The city at the center of China’s worst Covid-19 outbreak in almost two years has tightened lockdown measures and launched another round of mandatory testing for its 13m residents in an effort to extinguish the virus.
Health authorities in Xi’an, the provincial capital of central Shaanxi province, said 150 locally transmitted cases had been discovered on Sunday, down slightly from Saturday. But they said they expected the number of infections to rise as a fourth round of testing for the entire population kicked off on Monday.
Zhang Yi, director of Shaanxi province’s center for disease control and prevention, told state media that Xi’an residents should not be “overly worried about this short-term rapid rise” in daily cases, which have doubled since 75 were discovered on Friday.
“The more cases detected through testing, the better,” Zhang added. “The epidemic should generally slow down with the implementation of control and prevention measures. ‘
The total number of new cases reported nationwide on Sunday reached 162, the highest daily total since April 2020, when China was getting to grips with the devastating pandemic that erupted in Wuhan that January.

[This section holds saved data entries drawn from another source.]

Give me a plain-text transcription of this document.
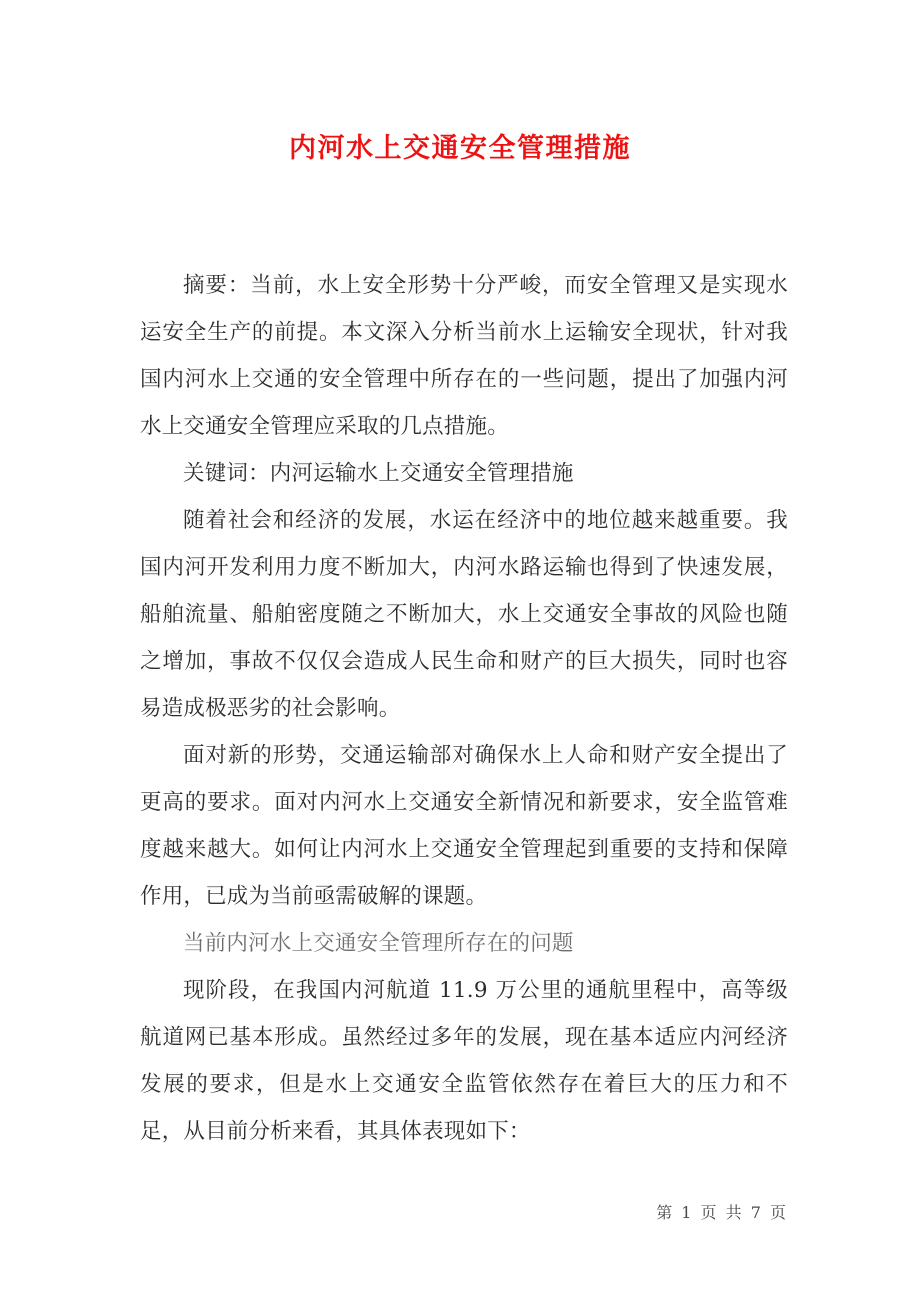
内河水上交通安全管理措施

摘要：当前，水上安全形势十分严峻，而安全管理又是实现水运安全生产的前提。本文深入分析当前水上运输安全现状，针对我国内河水上交通的安全管理中所存在的一些问题，提出了加强内河水上交通安全管理应采取的几点措施。

关键词：内河运输水上交通安全管理措施

随着社会和经济的发展，水运在经济中的地位越来越重要。我国内河开发利用力度不断加大，内河水路运输也得到了快速发展，船舶流量、船舶密度随之不断加大，水上交通安全事故的风险也随之增加，事故不仅仅会造成人民生命和财产的巨大损失，同时也容易造成极恶劣的社会影响。

面对新的形势，交通运输部对确保水上人命和财产安全提出了更高的要求。面对内河水上交通安全新情况和新要求，安全监管难度越来越大。如何让内河水上交通安全管理起到重要的支持和保障作用，已成为当前亟需破解的课题。

当前内河水上交通安全管理所存在的问题

现阶段，在我国内河航道 11.9 万公里的通航里程中，高等级航道网已基本形成。虽然经过多年的发展，现在基本适应内河经济发展的要求，但是水上交通安全监管依然存在着巨大的压力和不足，从目前分析来看，其具体表现如下：

第 1 页 共 7 页
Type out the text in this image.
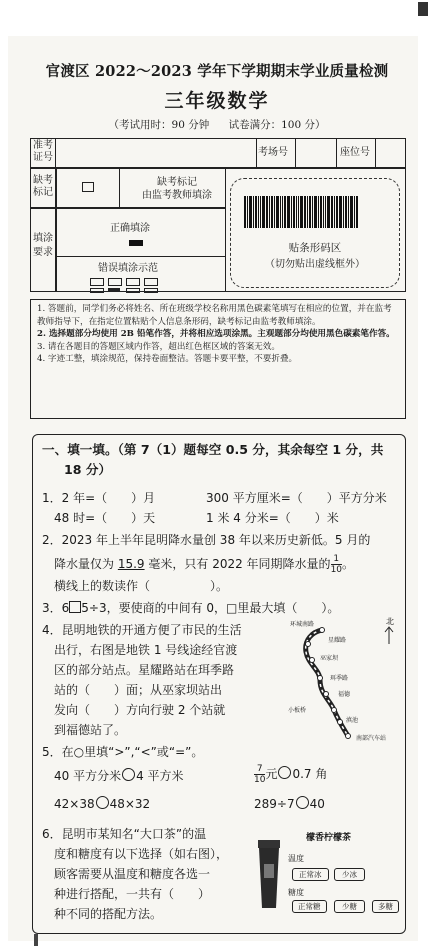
官渡区 2022～2023 学年下学期期末学业质量检测
三年级数学
（考试用时：90 分钟 试卷满分：100 分）
准考证号	考场号	座位号
缺考标记
缺考标记
由监考教师填涂
填涂要求
正确填涂
错误填涂示范
贴条形码区
（切勿贴出虚线框外）

1. 答题前，同学们务必将姓名、所在班级学校名称用黑色碳素笔填写在相应的位置，并在监考教师指导下，在指定位置粘贴个人信息条形码，缺考标记由监考教师填涂。

2. 选择题部分均使用 2B 铅笔作答，并将相应选项涂黑。主观题部分均使用黑色碳素笔作答。

3. 请在各题目的答题区域内作答，超出红色框区域的答案无效。

4. 字迹工整，填涂规范，保持卷面整洁。答题卡要平整，不要折叠。

一、填一填。（第 7（1）题每空 0.5 分，其余每空 1 分，共
18 分）
1．2 年=（　　）月	300 平方厘米=（　　）平方分米
48 时=（　　）天	1 米 4 分米=（　　）米
2．2023 年上半年昆明降水量创 38 年以来历史新低。5 月的
降水量仅为 15.9 毫米，只有 2022 年同期降水量的 $\frac{1}{10}$ 。
横线上的数读作（　　　　　）。
3．6 5÷3，要使商的中间有 0，□里最大填（　　）。
4．昆明地铁的开通方便了市民的生活
出行，右图是地铁 1 号线途经官渡
区的部分站点。星耀路站在珥季路
站的（　　）面；从巫家坝站出
发向（　　）方向行驶 2 个站就
到福德站了。
北
环城南路
星耀路
巫家坝
珥季路
福德
小板桥
滇池
南部汽车站
5．在○里填“>”,“<”或“=”。
40 平方分米 4 平方米	$\frac{7}{10}$ 元 0.7 角
42×38 48×32	289÷7 40
6．昆明市某知名“大口茶”的温
度和糖度有以下选择（如右图），
顾客需要从温度和糖度各选一
种进行搭配，一共有（　　）
种不同的搭配方法。
檬香柠檬茶
温度
正常冰	少冰
糖度
正常糖	少糖	多糖
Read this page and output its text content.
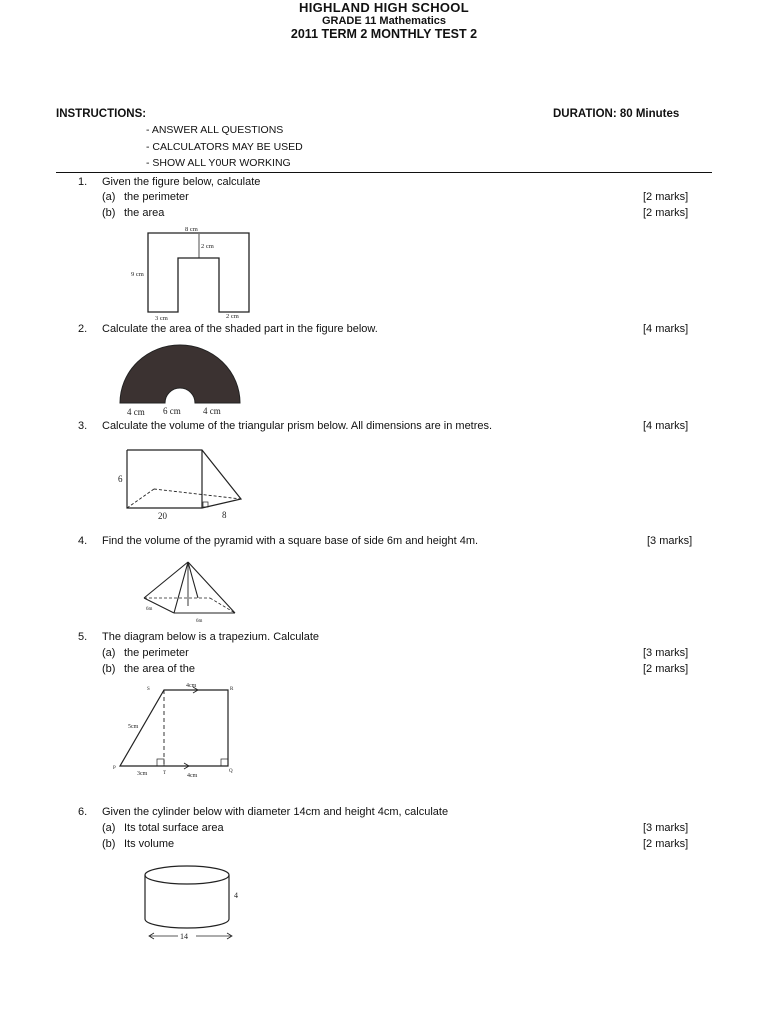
HIGHLAND HIGH SCHOOL
GRADE 11 Mathematics
2011 TERM 2 MONTHLY TEST 2
INSTRUCTIONS:	DURATION: 80 Minutes
- ANSWER ALL QUESTIONS
- CALCULATORS MAY BE USED
- SHOW ALL Y0UR WORKING
1. Given the figure below, calculate
(a) the perimeter	[2 marks]
(b) the area	[2 marks]
8 cm
2 cm
9 cm
3 cm	2 cm
2. Calculate the area of the shaded part in the figure below.	[4 marks]
4 cm 6 cm 4 cm
3. Calculate the volume of the triangular prism below. All dimensions are in metres.	[4 marks]
6
20	8
4. Find the volume of the pyramid with a square base of side 6m and height 4m.	[3 marks]
6m
6m
5. The diagram below is a trapezium. Calculate
(a) the perimeter	[3 marks]
(b) the area of the	[2 marks]
4cm
S	R
5cm
P
T	Q
3cm	4cm
6. Given the cylinder below with diameter 14cm and height 4cm, calculate
(a) Its total surface area	[3 marks]
(b) Its volume	[2 marks]
4
14
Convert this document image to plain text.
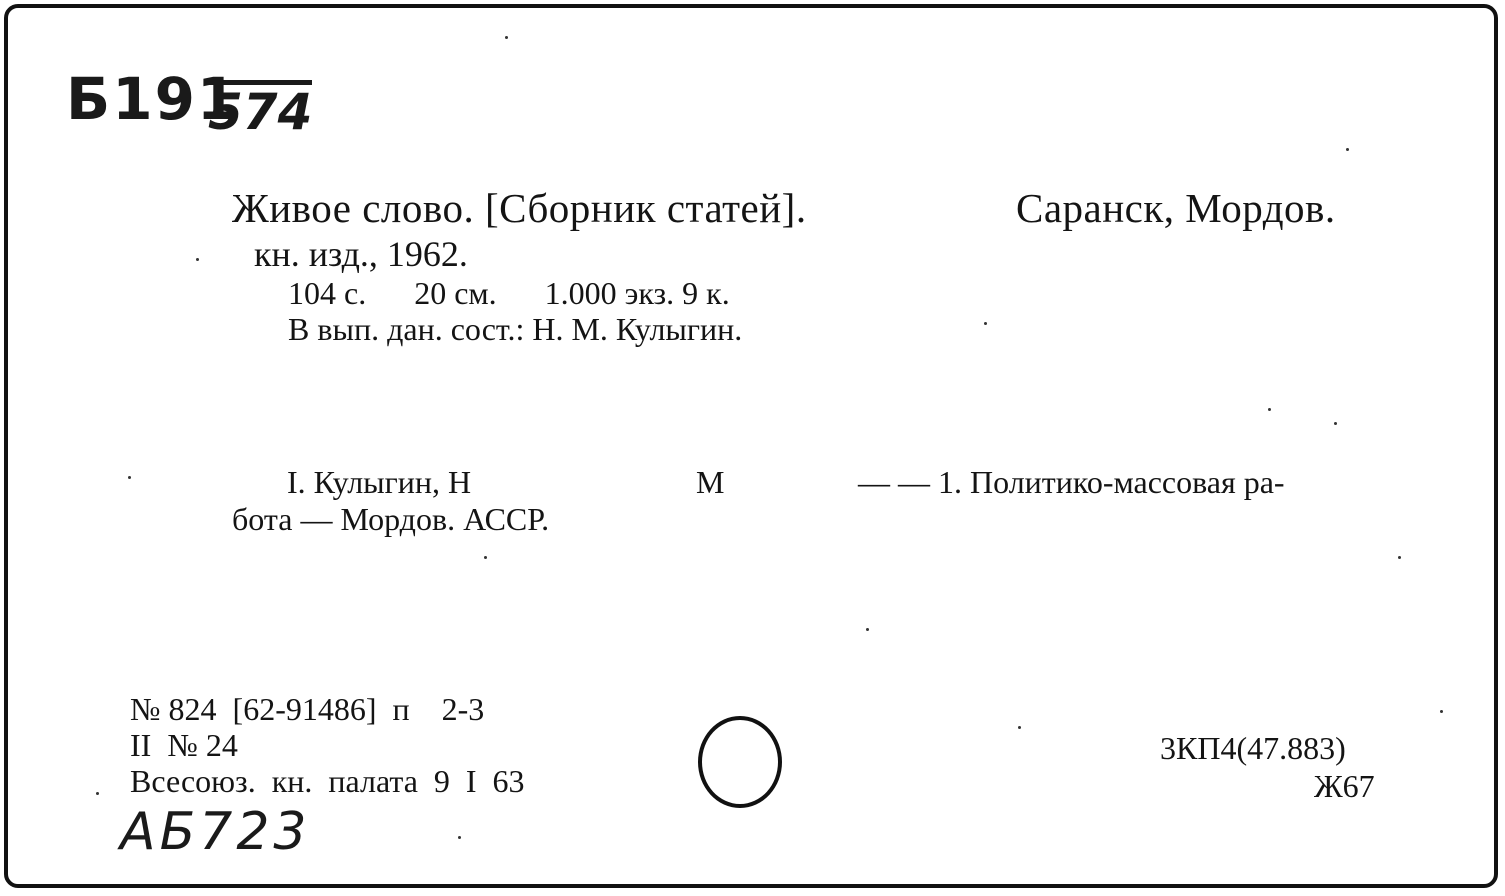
Б191
574
Живое слово. [Сборник статей].	Саранск, Мордов.
кн. изд., 1962.
104 с.      20 см.      1.000 экз. 9 к.
В вып. дан. сост.: Н. М. Кулыгин.
I. Кулыгин, Н	М	— — 1. Политико-массовая ра-
бота — Мордов. АССР.
№ 824  [62-91486]  п    2-3
II  № 24
Всесоюз.  кн.  палата  9  I  63
3КП4(47.883)
Ж67
АБ723
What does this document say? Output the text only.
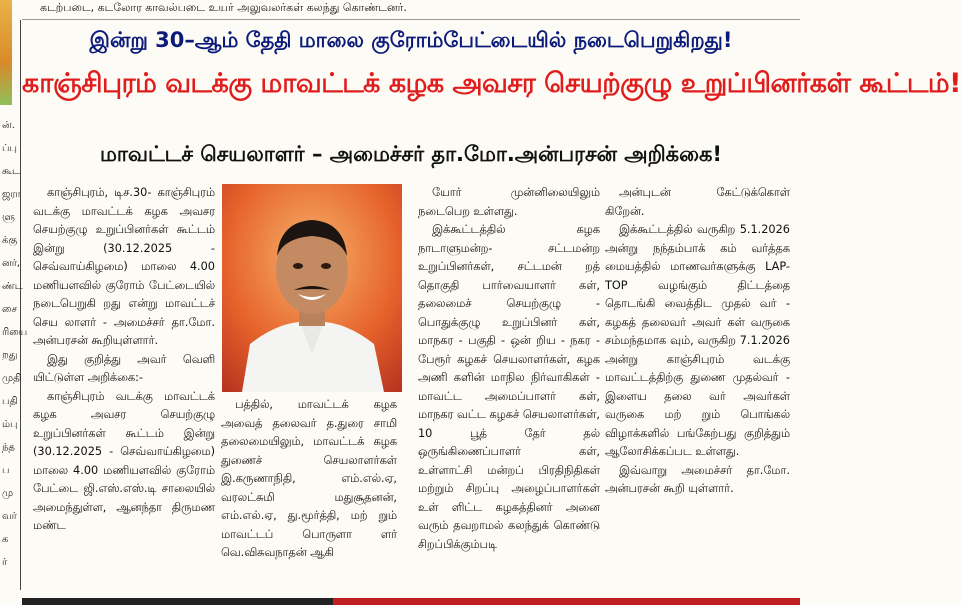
கடற்படை, கடலோர காவல்படை உயர் அலுவலர்கள் கலந்து கொண்டனர்.
ன்.
ப்பு
கூட
ஜரா
ளு
க்கு
னர்,
ண்ட
சை
ரியை
றது
முதி
பதி
ம்பு
ந்த
ப
மு
வர்
க
ர்
இன்று 30–ஆம் தேதி மாலை குரோம்பேட்டையில் நடைபெறுகிறது!
காஞ்சிபுரம் வடக்கு மாவட்டக் கழக அவசர செயற்குழு உறுப்பினர்கள் கூட்டம்!
மாவட்டச் செயலாளர் – அமைச்சர் தா.மோ.அன்பரசன் அறிக்கை!

காஞ்சிபுரம், டிச.30- காஞ்சிபுரம் வடக்கு மாவட்டக் கழக அவசர செயற்குழு உறுப்பினர்கள் கூட்டம் இன்று (30.12.2025 - செவ்வாய்கிழமை) மாலை 4.00 மணியளவில் குரோம் பேட்டையில் நடைபெறுகி றது என்று மாவட்டச் செய லாளர் - அமைச்சர் தா.மோ. அன்பரசன் கூறியுள்ளார்.

இது குறித்து அவர் வெளி யிட்டுள்ள அறிக்கை:-

காஞ்சிபுரம் வடக்கு மாவட்டக் கழக அவசர செயற்குழு உறுப்பினர்கள் கூட்டம் இன்று (30.12.2025 - செவ்வாய்கிழமை) மாலை 4.00 மணியளவில் குரோம் பேட்டை ஜி.எஸ்.எஸ்.டி சாலையில் அமைந்துள்ள, ஆனந்தா திருமண மண்ட

பத்தில், மாவட்டக் கழக அவைத் தலைவர் த.துரை சாமி தலைமையிலும், மாவட்டக் கழக துணைச் செயலாளர்கள் இ.கருணாநிதி, எம்.எல்.ஏ, வரலட்சுமி மதுசூதனன், எம்.எல்.ஏ, து.மூர்த்தி, மற் றும் மாவட்டப் பொருளா ளர் வெ.விசுவநாதன் ஆகி

யோர் முன்னிலையிலும் நடைபெற உள்ளது.

இக்கூட்டத்தில் கழக நாடாளுமன்ற- சட்டமன்ற உறுப்பினர்கள், சட்டமன் றத் தொகுதி பார்வையாளர் கள், தலைமைச் செயற்குழு - பொதுக்குழு உறுப்பினர் கள், மாநகர - பகுதி - ஒன் றிய - நகர - பேரூர் கழகச் செயலாளர்கள், கழக அணி களின் மாநில நிர்வாகிகள் - மாவட்ட அமைப்பாளர் கள், மாநகர வட்ட கழகச் செயலாளர்கள், 10 பூத் தேர் தல் ஒருங்கிணைப்பாளர் கள், உள்ளாட்சி மன்றப் பிரதிநிதிகள் மற்றும் சிறப்பு அழைப்பாளர்கள் உள் ளிட்ட கழகத்தினர் அனை வரும் தவறாமல் கலந்துக் கொண்டு சிறப்பிக்கும்படி

அன்புடன் கேட்டுக்கொள் கிறேன்.

இக்கூட்டத்தில் வருகிற 5.1.2026 அன்று நந்தம்பாக் கம் வர்த்தக மையத்தில் மாணவர்களுக்கு LAP-TOP வழங்கும் திட்டத்தை தொடங்கி வைத்திட முதல் வர் - கழகத் தலைவர் அவர் கள் வருகை சம்மந்தமாக வும், வருகிற 7.1.2026 அன்று காஞ்சிபுரம் வடக்கு மாவட்டத்திற்கு துணை முதல்வர் - இளைய தலை வர் அவர்கள் வருகை மற் றும் பொங்கல் விழாக்களில் பங்கேற்பது குறித்தும் ஆலோசிக்கப்பட உள்ளது.

இவ்வாறு அமைச்சர் தா.மோ. அன்பரசன் கூறி யுள்ளார்.
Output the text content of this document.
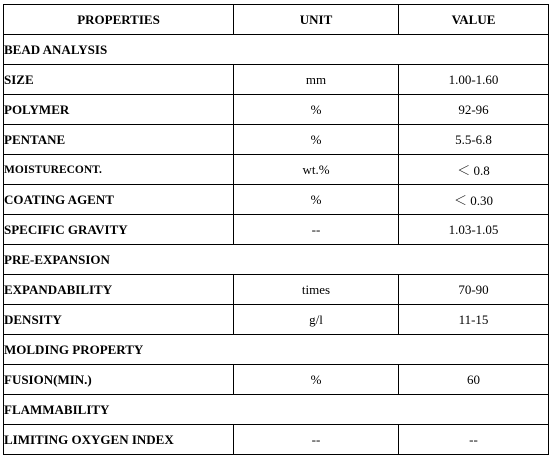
PROPERTIES	UNIT	VALUE
BEAD ANALYSIS		
SIZE	mm	1.00-1.60
POLYMER	%	92-96
PENTANE	%	5.5-6.8
MOISTURECONT.	wt.%	＜ 0.8
COATING AGENT	%	＜ 0.30
SPECIFIC GRAVITY	--	1.03-1.05
PRE-EXPANSION		
EXPANDABILITY	times	70-90
DENSITY	g/l	11-15
MOLDING PROPERTY		
FUSION(MIN.)	%	60
FLAMMABILITY		
LIMITING OXYGEN INDEX	--	--
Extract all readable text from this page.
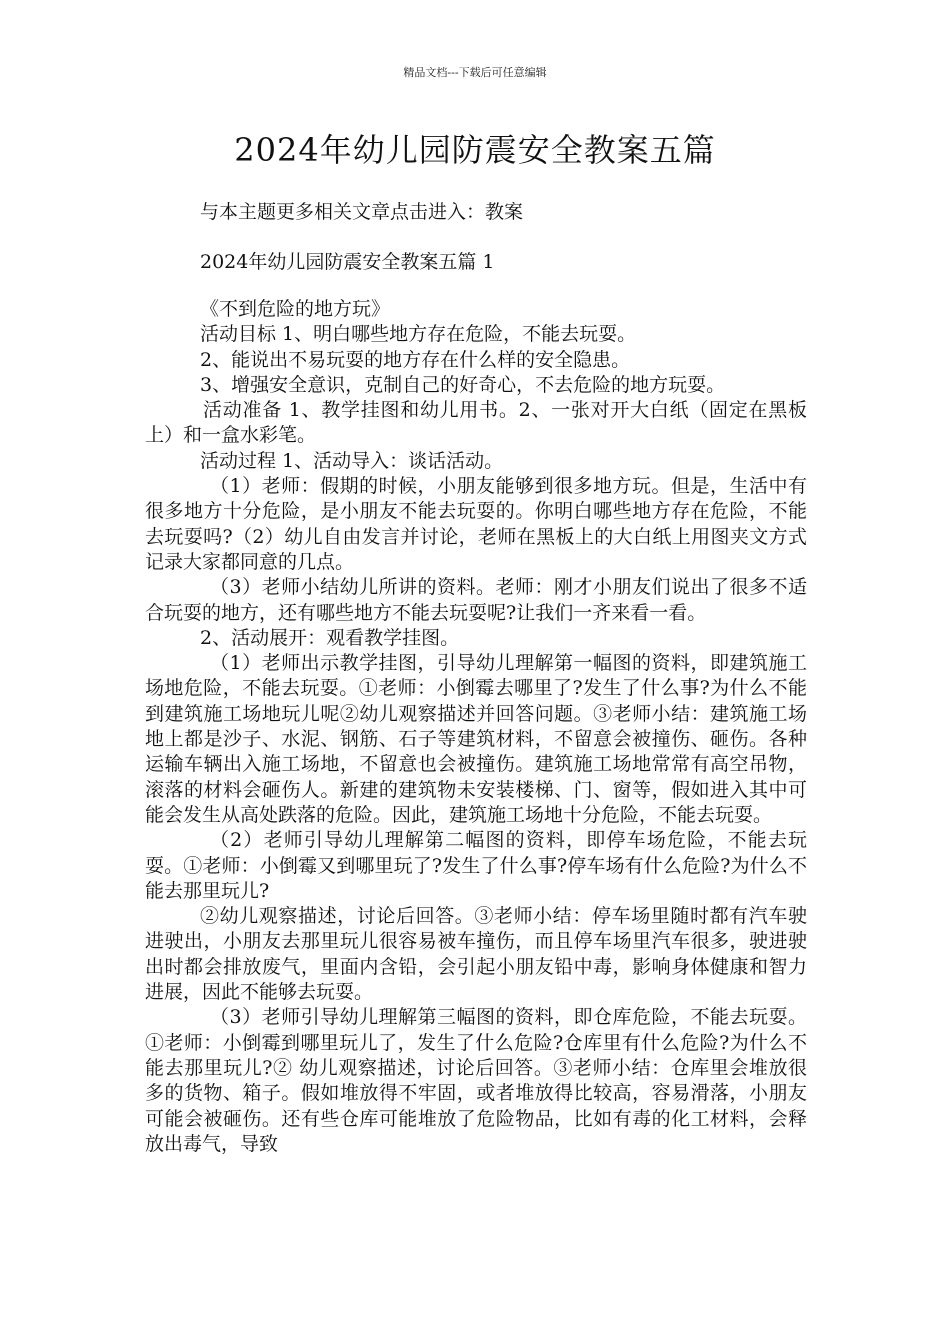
精品文档---下载后可任意编辑
2024年幼儿园防震安全教案五篇
与本主题更多相关文章点击进入：教案
2024年幼儿园防震安全教案五篇 1

《不到危险的地方玩》

活动目标 1、明白哪些地方存在危险，不能去玩耍。

2、能说出不易玩耍的地方存在什么样的安全隐患。

3、增强安全意识，克制自己的好奇心，不去危险的地方玩耍。

活动准备 1、教学挂图和幼儿用书。2、一张对开大白纸（固定在黑板上）和一盒水彩笔。

活动过程 1、活动导入：谈话活动。

（1）老师：假期的时候，小朋友能够到很多地方玩。但是，生活中有很多地方十分危险，是小朋友不能去玩耍的。你明白哪些地方存在危险，不能去玩耍吗?（2）幼儿自由发言并讨论，老师在黑板上的大白纸上用图夹文方式记录大家都同意的几点。

（3）老师小结幼儿所讲的资料。老师：刚才小朋友们说出了很多不适合玩耍的地方，还有哪些地方不能去玩耍呢?让我们一齐来看一看。

2、活动展开：观看教学挂图。

（1）老师出示教学挂图，引导幼儿理解第一幅图的资料，即建筑施工场地危险，不能去玩耍。①老师：小倒霉去哪里了?发生了什么事?为什么不能到建筑施工场地玩儿呢②幼儿观察描述并回答问题。③老师小结：建筑施工场地上都是沙子、水泥、钢筋、石子等建筑材料，不留意会被撞伤、砸伤。各种运输车辆出入施工场地，不留意也会被撞伤。建筑施工场地常常有高空吊物，滚落的材料会砸伤人。新建的建筑物未安装楼梯、门、窗等，假如进入其中可能会发生从高处跌落的危险。因此，建筑施工场地十分危险，不能去玩耍。

（2）老师引导幼儿理解第二幅图的资料，即停车场危险，不能去玩耍。①老师：小倒霉又到哪里玩了?发生了什么事?停车场有什么危险?为什么不能去那里玩儿?

②幼儿观察描述，讨论后回答。③老师小结：停车场里随时都有汽车驶进驶出，小朋友去那里玩儿很容易被车撞伤，而且停车场里汽车很多，驶进驶出时都会排放废气，里面内含铅，会引起小朋友铅中毒，影响身体健康和智力进展，因此不能够去玩耍。

（3）老师引导幼儿理解第三幅图的资料，即仓库危险，不能去玩耍。①老师：小倒霉到哪里玩儿了，发生了什么危险?仓库里有什么危险?为什么不能去那里玩儿?② 幼儿观察描述，讨论后回答。③老师小结：仓库里会堆放很多的货物、箱子。假如堆放得不牢固，或者堆放得比较高，容易滑落，小朋友可能会被砸伤。还有些仓库可能堆放了危险物品，比如有毒的化工材料，会释放出毒气，导致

The number of cases is minuscule compared with totals in countries such as the US, which reported more than 265,000 new Covid infections and 3,300 deaths on Thursday. But the outbreak in Xi’an is being treated as a crisis in the context of China’s “zero-Covid” epidemic control strategy.
Central government officials are worried that a nationwide outbreak could lead to an overwhelming number of hospitalizations and deaths given the relatively low efficacy of Chinese vaccines, especially as the highly infectious Omicron variant begins to seep into the country.
China’s second Omicron case was reported on December 14 after the carrier, who had returned from overseas, had tested negative during a two-week quarantine in Shanghai and took a domestic flight to his home city of
Guangzhou, in southern Guangdong province.